I wish I could let the person who called me weird and strange know that I'm not the person I was when those labels were spoken aloud the first time. I wish I could let those who have chosen to not be a part of my life, or rather have decided I can't be a part of theirs, know that I'm not who I was. I am changed! Some of those changes were at my own hand, but most of the change came from truly, totally and completely giving my life over to God. You see, I couldn't have made some of those changes He made in me! And while I had surrendered my life to Him many years ago, I never truly, totally and completely gave myself over to Him until about 10 years ago. I tried to hold on to certain parts, as if somehow I was better able to deal with those parts. As if God wouldn't want those parts. It wasn't until I was told by my Grandmama that God had made me and God doesn't make mistakes and I needed to accept myself for whom He created that I was finally able to release all of myself into His hands. And when I did, I found complete and utter peace. I discovered, then, what peace that passes all understanding truly meant!

So yeah, I am strange. I am weird. And I'm okay with that!

Wednesday, April 2, 2014

My Declaration

I am a Christian!
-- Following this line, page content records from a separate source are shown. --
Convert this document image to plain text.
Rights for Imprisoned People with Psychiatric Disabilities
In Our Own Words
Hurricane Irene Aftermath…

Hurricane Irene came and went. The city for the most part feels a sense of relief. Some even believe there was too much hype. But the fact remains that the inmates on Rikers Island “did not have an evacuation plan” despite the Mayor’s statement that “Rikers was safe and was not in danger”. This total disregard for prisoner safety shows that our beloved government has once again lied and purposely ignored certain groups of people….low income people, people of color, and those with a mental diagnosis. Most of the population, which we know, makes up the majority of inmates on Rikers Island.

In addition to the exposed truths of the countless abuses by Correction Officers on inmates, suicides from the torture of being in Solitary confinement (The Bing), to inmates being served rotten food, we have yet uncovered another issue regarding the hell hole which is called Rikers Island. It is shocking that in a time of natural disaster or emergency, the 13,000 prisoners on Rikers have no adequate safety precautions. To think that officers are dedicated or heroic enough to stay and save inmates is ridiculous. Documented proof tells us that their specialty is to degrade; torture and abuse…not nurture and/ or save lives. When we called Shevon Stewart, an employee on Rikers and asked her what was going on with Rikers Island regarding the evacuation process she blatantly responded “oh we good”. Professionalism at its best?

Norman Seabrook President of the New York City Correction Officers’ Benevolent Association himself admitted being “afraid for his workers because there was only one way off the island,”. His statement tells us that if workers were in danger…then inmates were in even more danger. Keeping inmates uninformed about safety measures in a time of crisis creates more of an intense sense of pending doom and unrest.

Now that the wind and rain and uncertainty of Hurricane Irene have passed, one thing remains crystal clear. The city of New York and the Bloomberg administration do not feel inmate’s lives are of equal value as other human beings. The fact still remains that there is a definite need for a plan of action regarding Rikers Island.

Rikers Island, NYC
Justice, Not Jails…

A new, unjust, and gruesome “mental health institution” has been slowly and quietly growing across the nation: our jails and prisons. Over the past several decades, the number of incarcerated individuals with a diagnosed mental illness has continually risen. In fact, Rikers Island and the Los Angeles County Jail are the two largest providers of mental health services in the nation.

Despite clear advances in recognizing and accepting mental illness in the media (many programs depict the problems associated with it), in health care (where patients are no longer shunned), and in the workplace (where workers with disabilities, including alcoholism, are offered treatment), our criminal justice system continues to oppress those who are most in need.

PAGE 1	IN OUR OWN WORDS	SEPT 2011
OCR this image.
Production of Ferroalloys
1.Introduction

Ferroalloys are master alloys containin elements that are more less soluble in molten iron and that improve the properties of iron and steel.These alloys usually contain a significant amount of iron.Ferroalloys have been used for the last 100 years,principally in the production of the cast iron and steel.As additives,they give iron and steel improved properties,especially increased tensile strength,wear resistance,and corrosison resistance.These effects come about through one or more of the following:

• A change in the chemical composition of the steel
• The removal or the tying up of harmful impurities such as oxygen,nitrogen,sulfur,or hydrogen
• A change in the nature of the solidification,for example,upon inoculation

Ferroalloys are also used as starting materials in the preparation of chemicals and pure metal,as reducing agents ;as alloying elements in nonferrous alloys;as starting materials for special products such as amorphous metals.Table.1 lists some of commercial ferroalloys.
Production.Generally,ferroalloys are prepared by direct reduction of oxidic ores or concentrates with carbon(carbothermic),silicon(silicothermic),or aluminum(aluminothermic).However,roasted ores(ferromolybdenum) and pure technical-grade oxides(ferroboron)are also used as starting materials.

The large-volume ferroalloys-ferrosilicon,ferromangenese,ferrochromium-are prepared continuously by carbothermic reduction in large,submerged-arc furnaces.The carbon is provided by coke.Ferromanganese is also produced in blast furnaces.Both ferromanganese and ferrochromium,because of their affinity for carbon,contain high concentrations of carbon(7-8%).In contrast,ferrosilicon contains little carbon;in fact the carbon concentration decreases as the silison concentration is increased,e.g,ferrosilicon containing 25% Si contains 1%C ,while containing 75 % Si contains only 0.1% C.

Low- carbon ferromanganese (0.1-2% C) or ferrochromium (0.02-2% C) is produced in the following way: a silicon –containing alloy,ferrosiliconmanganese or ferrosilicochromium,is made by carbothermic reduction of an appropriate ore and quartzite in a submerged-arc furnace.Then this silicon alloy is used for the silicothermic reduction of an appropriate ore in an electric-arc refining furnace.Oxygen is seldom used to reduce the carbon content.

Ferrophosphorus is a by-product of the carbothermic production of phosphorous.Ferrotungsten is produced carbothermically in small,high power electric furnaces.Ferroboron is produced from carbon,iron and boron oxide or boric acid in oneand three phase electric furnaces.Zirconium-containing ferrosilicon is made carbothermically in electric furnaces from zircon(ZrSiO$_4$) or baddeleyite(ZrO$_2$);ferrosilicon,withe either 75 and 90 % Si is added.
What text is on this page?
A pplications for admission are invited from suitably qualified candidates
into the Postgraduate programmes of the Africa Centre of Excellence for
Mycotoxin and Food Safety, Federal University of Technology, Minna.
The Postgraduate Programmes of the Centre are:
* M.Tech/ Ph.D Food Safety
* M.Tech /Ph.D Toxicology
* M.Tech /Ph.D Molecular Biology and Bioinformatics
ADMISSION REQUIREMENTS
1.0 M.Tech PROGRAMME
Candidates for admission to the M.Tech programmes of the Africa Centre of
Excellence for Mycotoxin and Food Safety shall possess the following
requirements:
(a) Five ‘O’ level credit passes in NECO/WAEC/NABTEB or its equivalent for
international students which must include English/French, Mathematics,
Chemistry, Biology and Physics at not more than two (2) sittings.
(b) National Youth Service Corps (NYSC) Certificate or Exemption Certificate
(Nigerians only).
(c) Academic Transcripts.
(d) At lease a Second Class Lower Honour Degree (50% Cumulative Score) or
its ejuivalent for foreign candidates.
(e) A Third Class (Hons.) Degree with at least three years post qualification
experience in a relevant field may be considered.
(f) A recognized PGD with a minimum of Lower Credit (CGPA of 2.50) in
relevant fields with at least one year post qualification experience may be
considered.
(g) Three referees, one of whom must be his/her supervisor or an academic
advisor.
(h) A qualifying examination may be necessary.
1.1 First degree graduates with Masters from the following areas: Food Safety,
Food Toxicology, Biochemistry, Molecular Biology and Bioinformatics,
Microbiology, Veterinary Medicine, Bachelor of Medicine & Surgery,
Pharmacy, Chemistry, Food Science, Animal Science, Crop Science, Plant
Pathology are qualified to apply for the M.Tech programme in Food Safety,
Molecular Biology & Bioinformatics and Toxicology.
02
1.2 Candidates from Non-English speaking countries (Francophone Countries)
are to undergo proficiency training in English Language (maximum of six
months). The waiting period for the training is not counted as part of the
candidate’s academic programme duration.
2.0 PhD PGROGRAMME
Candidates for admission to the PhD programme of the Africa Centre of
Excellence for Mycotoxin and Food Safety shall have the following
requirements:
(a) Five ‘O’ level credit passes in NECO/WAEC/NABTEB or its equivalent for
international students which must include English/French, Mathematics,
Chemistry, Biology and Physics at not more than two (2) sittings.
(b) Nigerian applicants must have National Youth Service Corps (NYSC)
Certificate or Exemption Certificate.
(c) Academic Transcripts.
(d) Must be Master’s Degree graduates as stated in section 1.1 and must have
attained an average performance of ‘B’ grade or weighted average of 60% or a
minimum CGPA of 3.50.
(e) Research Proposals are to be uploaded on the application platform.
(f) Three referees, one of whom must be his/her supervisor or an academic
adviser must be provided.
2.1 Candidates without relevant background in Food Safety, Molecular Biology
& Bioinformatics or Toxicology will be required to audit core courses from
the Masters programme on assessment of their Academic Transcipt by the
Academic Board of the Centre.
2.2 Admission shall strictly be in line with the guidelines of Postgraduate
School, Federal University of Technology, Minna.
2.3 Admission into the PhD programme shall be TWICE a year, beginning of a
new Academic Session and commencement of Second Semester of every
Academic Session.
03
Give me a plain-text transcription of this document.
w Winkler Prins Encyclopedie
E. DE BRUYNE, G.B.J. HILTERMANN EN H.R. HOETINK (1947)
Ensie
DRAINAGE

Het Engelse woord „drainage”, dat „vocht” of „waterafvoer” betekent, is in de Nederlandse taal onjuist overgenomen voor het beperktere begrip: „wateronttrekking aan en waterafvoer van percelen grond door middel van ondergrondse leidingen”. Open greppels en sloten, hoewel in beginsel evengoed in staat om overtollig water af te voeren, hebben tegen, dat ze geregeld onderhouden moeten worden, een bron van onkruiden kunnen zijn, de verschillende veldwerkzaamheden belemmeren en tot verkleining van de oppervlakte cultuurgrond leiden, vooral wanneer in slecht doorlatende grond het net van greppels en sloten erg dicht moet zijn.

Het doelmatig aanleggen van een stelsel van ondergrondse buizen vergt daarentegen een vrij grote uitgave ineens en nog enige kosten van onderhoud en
I'm a Christian in my walk and behavior, not just a Christian in name only. I'm not a Christian because I say I'm a Christian, I'm a Christian because of the way I live my life. By my attitudes and behaviors toward others. I will state my beliefs and my faith, but I will never try to force anyone to believe the way I do. I will not try to make others have the faith that I have. I refuse to use the Bible to beat people over the head. No one has ever become a Christian because someone beat them up with the Word of God. None have ever truly given their heart to Christ because someone preached how much God hated them, or their sin. In fact, every Christian I've ever known to be recently saved talked about the LOVE they felt when they gave their life to Christ. The love in the church they were in, or the fellowship they were at when they made that decision. Never have I once heard someone talk about getting saved because the preacher, or the Christian who led them to Christ, were screaming at them about their sin or calling down death and destruction on them. To be quite blunt, you cannot scare the hell out of the lost; you have to LOVE the hell out of them.

I know many who disagree with me, and that's fine. They're entitled to their opinions and their beliefs. And it's not my place to say whether those opinions and beliefs are wrong or not, because I am not the Judge. I can only live my life according the way I understand the scripture. And, I can honestly say that over the past 29 years I have read the same scripture at different times and gotten something completely different from it when I was an older, more mature Christian than I did when I was a newborn Christian. Why is that? Because a baby doesn't understand the way an adult does. And, as our walk matures, Holy Spirit will reveal things to us that we couldn't accept or understand at an earlier time. But the one thing we must all understand is this: Jesus Christ is, was and always will be the ONLY JUDGE. I'm an imperfect creature, therefore I have no ability or right to try to judge another. Christ, being the perfection of man and the incarnate God is the only One who is worthy and justifiably able to judge, because only He can see the heart, and it's the heart that will be judged. Our motives and attitudes toward God, others and even ourselves are what we will be judged by.

So, I will live my life according the understanding I have of the Bible. I will make mistakes and I will miss the mark, but I will keep getting back up when I fall and keep pressing toward the mark. In the meantime, I will remember that it is my actions and my heart that are most important, because my words will never make much of a difference if they're not in line with what I'm living.